Single by Joan Armatrading

from the album Joan Armatrading
- B-side: "Help Yourself"
- Released: 27 August 1976
- Recorded: 1974/1975
- Genre: Folk, pop
- Length: 4:28
- Label: A&M
- Songwriter: Joan Armatrading
- Producer: Glyn Johns

Joan Armatrading singles chronology
| "Dry Land" (1975) | "Love and Affection" (1976) | "Down to Zero" (1977) |

Music video
- "Love and Affection" on YouTube

= Love and Affection =

1976 single by Joan Armatrading

"Love and Affection" is a song by Kittitian-English singer-songwriter Joan Armatrading. Her fourth single, and her third for A&M Records, it was her first chart success. It reached number 10 in the UK Singles Chart in November 1976. One of her best-known recordings, it has been described as a "deceptively feisty ballad ... an instant classic." It appeared on her eponymous third album. The song has twice been used as the title track of compilation albums, for 1999's Love and Affection: The Best of Joan Armatrading and 2003's Love and Affection: Classics 1975–1983.

The male backing vocal, which has been described as a "honeyed baritone", was performed by American actor and singer Clarke Peters.

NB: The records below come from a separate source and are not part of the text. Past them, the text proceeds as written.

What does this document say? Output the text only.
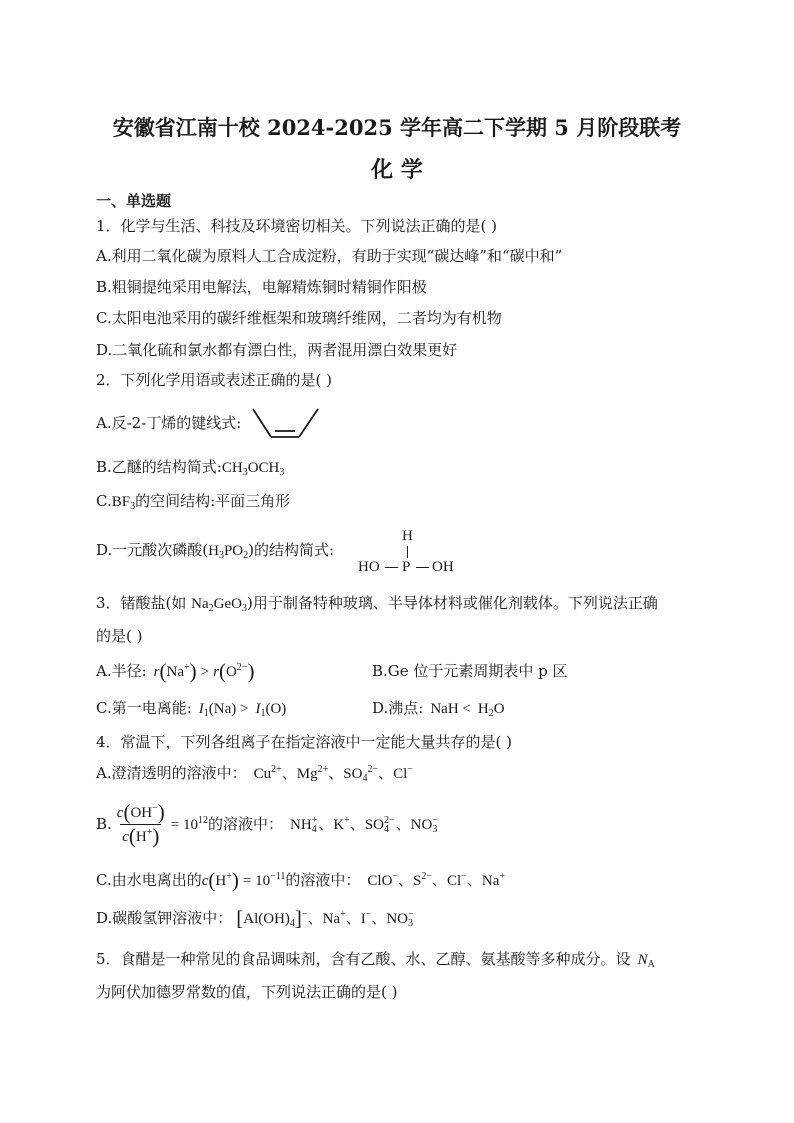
安徽省江南十校 2024-2025 学年高二下学期 5 月阶段联考
化 学
一、单选题
1．化学与生活、科技及环境密切相关。下列说法正确的是( )
A.利用二氧化碳为原料人工合成淀粉，有助于实现“碳达峰”和“碳中和”
B.粗铜提纯采用电解法，电解精炼铜时精铜作阳极
C.太阳电池采用的碳纤维框架和玻璃纤维网，二者均为有机物
D.二氧化硫和氯水都有漂白性，两者混用漂白效果更好
2．下列化学用语或表述正确的是( )
A.反-2-丁烯的键线式:
B.乙醚的结构简式$:CH_3OCH_3$
$C.BF_3$的空间结构:平面三角形
D.一元酸次磷酸$(H_3PO_2)$的结构简式:
H
HO P OH
3．锗酸盐(如 $Na_2GeO_3$)用于制备特种玻璃、半导体材料或催化剂载体。下列说法正确
的是( )
A.半径: $r(Na^+) > r(O^{2-})$	B.Ge 位于元素周期表中 p 区
C.第一电离能: $I_1(Na) > I_1(O)$	D.沸点: NaH < $H_2O$
4．常温下，下列各组离子在指定溶液中一定能大量共存的是( )
A.澄清透明的溶液中： $Cu^{2+}$、$Mg^{2+}$、$SO_4^{2-}$、Cl−
B. $\frac{c(OH^-)}{c(H^+)} = 10^{12}$的溶液中： NH +
4 、K+、SO 2−
4 、NO −
3
C.由水电离出的$c(H^+) = 10^{-11}$的溶液中： ClO−、$S^{2-}$、Cl−、Na+
D.碳酸氢钾溶液中： $[Al(OH)_4]^-$、Na+、I−、NO −
3
5．食醋是一种常见的食品调味剂，含有乙酸、水、乙醇、氨基酸等多种成分。设 $N_A$
为阿伏加德罗常数的值，下列说法正确的是( )
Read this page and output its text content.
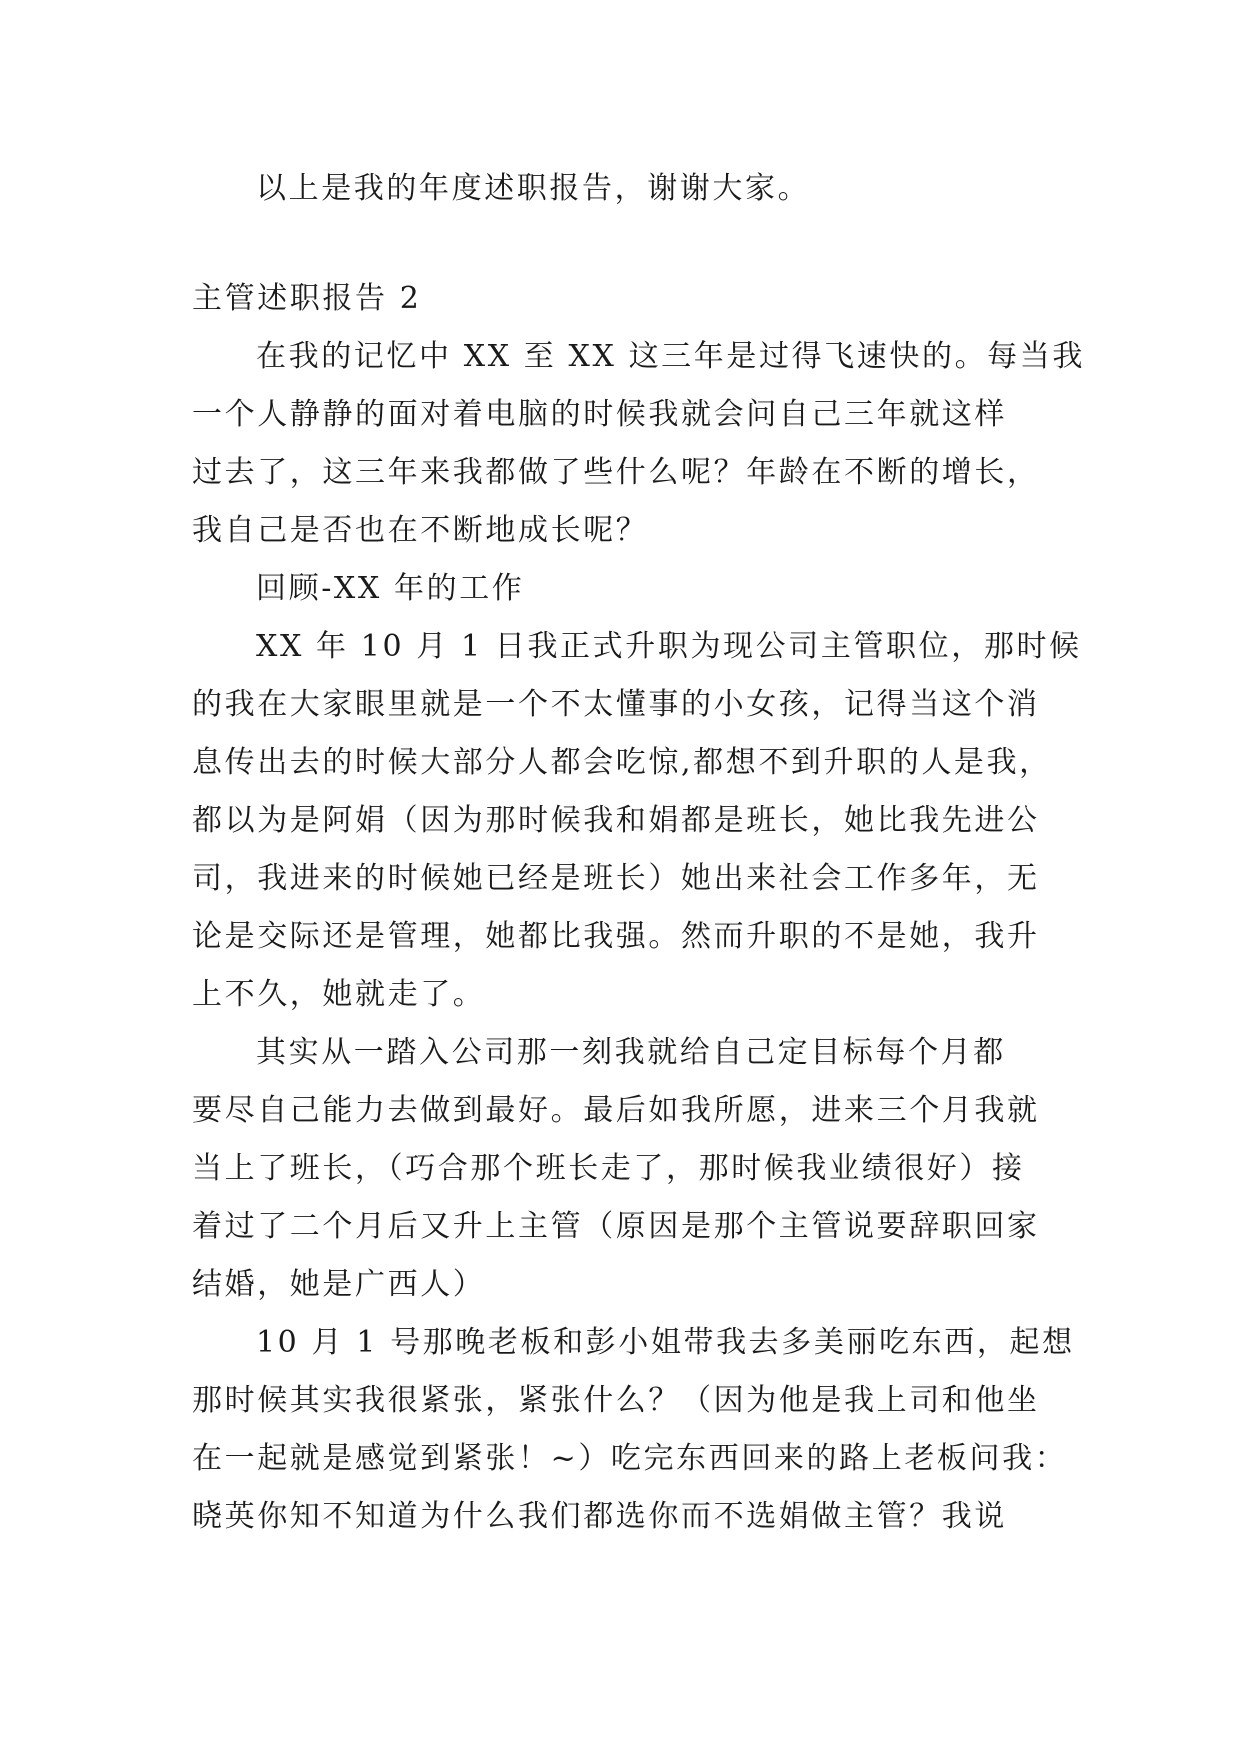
以上是我的年度述职报告，谢谢大家。
主管述职报告 2
在我的记忆中 XX 至 XX 这三年是过得飞速快的。每当我
一个人静静的面对着电脑的时候我就会问自己三年就这样
过去了，这三年来我都做了些什么呢？年龄在不断的增长，
我自己是否也在不断地成长呢？
回顾-XX 年的工作
XX 年 10 月 1 日我正式升职为现公司主管职位，那时候
的我在大家眼里就是一个不太懂事的小女孩，记得当这个消
息传出去的时候大部分人都会吃惊,都想不到升职的人是我，
都以为是阿娟（因为那时候我和娟都是班长，她比我先进公
司，我进来的时候她已经是班长）她出来社会工作多年，无
论是交际还是管理，她都比我强。然而升职的不是她，我升
上不久，她就走了。
其实从一踏入公司那一刻我就给自己定目标每个月都
要尽自己能力去做到最好。最后如我所愿，进来三个月我就
当上了班长，（巧合那个班长走了，那时候我业绩很好）接
着过了二个月后又升上主管（原因是那个主管说要辞职回家
结婚，她是广西人）
10 月 1 号那晚老板和彭小姐带我去多美丽吃东西，起想
那时候其实我很紧张，紧张什么？（因为他是我上司和他坐
在一起就是感觉到紧张！~）吃完东西回来的路上老板问我：
晓英你知不知道为什么我们都选你而不选娟做主管？我说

The alto saxophone was by Gallagher and Lyle session player Jimmy Jewell.

==Personnel==
Source:
- Joan Armatrading – vocals, 6 & 12-string acoustic guitars
- Jerry Donahue – acoustic & electric guitars
- Jimmy Jewell – alto saxophone
- Dave Markee – bass guitar
- Dave Mattacks – drums
- Leroy Champaign – backing vocals
- Clarke Peters – backing vocals

==Charts==

| Chart (1976) | Peak position |
|---|---|
| Ireland (IRMA) | 16 |
| UK Singles (OCC) | 10 |

1991 remix

| Chart (1991) | Peak position |
|---|---|
| UK Singles (Official Charts) | 91 |

==Certifications==

| Region | Certification | Certified units/sales |
| United Kingdom (BPI) | Silver | 200,000^{‡} |
^{‡} Sales+streaming figures based on certification alone.

==Sinitta version==

In 1990 British singer Sinitta covered "Love and Affection". It was produced by Barry Anthony Andrews and released as a non-album single. The single peaked at number 62 in the UK.

===Critical reception===
David Giles from Music Week wrote, "Dance interpretation of the Joan Armatrading classic that works well, if only because it adapts the original rather more cleverly into dancefloor mode than the recent Loving You did. Enormous hit potential here."

===Charts===

| Chart (1990) | Peak position |
|---|---|
| UK Singles (OCC) | 62 |

==Mr Pink presents The Program version==
A house music version by Mr Pink presents The Program, with Mr Pink (real name Leiam Sullivan) and Dave Lee (see Dave Lee discography), reached #22 in the UK charts in 2002.

===Charts===

| Chart (2002) | Peak position |
|---|---|
| UK Singles (OCC) | 22 |

==Other cover versions==
- Sheena Easton covered "Love and Affection" on her 1984 platinum album A Private Heaven.
- Martha Davis (of the Motels) and Sly Stone perform a duet of the song which appeared on the 1986 soundtrack for Soul Man.
- Melissa Etheridge performed the song in 1996, live on the VH1 channel, with Joan Osborne, Paula Cole, Jewel and a backing band.
- Kate Ceberano recorded a version for her 1996 album Blue Box. It was released as the third single from that album.
- The song was covered by Two Nice Girls in a medley with the Velvet Underground's "Sweet Jane" and later by Courtney Pine and Kele Le Roc.
- Daley covered "Love and Affection" (retitled "Love + Affection") for his 2014 album Days & Nights.
- Dutch singer Mathilde Santing covered the song on her album Under a Blue Roof (1994).
- Richard Ashcroft's song "Lover" (2025) samples the original song. It uses a prominent interpolation of Armatrading's song and received her blessing and her approval of how Ashcroft used her track.